The European Union officials have targeted Microsoft again, this time not over its operating system [of which that dispute is not necessarily even done with] but over its IE browser. The charge is that by pre-installing the IE browser onto Windows, Microsoft is using its operating system to give its browser an unfair competitive advantage over other browsers. This argument is akin to charging that Apple is unfair to make the iPhone only compatible with iTunes.
What Europeans regulators do not understand is the creative openness of the free market. That in a globalized world of Facebook-using, tech savvy young people, the market acts as a check on anything “unfair” Microsoft may be doing. But the nanny-state that is the European Union treats consumers as if they were helpless children in need of arrogant, unaccountable officials in Brussels to guide them. What unnerving nonsense! If Microsoft were to prohibit other browsers from working on Windows, that would be unfair for it would kill the competition. But it is not. All it is doing is offering its browser pre-installed, which if anything is helpful because many older people would otherwise have trouble installing a browser on their own.

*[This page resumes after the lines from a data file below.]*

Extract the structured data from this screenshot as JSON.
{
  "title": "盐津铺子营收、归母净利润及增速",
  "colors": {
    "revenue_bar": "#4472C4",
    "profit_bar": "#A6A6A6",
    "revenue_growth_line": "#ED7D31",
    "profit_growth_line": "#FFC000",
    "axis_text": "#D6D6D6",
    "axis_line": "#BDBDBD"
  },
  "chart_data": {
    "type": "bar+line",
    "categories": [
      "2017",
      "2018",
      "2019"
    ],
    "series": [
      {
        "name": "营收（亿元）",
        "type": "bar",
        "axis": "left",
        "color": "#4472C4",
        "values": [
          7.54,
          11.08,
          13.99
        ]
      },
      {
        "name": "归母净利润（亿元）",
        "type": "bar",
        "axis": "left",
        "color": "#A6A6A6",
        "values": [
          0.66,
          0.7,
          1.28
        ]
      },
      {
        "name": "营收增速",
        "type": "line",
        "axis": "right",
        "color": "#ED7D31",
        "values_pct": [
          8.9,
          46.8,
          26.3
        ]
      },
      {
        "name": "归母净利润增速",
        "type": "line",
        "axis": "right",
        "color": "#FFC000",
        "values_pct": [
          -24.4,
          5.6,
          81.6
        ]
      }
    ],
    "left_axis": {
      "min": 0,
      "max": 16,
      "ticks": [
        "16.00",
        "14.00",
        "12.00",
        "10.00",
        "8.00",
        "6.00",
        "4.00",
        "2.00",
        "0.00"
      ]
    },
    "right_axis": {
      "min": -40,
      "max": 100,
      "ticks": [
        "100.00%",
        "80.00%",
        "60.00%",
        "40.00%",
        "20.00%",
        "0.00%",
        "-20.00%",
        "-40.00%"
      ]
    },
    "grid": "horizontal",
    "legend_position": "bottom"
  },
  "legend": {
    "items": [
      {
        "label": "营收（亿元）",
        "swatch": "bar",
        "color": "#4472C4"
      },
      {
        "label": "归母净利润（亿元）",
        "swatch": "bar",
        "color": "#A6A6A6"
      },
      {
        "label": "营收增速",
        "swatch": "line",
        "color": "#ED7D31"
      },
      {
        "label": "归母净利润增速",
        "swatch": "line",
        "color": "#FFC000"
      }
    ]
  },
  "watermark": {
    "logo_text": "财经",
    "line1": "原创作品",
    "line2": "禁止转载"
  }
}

It is hard to argue that Microsoft has an unfair advantage when it has been losing market share to new browsers such as Apple’s Safari, Google’s Chrome and Firefox [which I am using now].
Microsoft, fearful of paying billions more to European Union regulators whom seem to be concerned more with filling the coffers of the EU by going after an American giant [to pay for farm subsidizes; a study found that Microsoft fines were once used to do just that] than any notion of fair regulation, has caved in. It has told the EU that it will sell Windows without the pre-installed IE browser. You’d think this would solve the matter since that’s what the entire dispute has been about.
Alas, there is no pleasing the EU since the commission has rejected the offer in its grotesque determination to see more money coerced from Microsoft.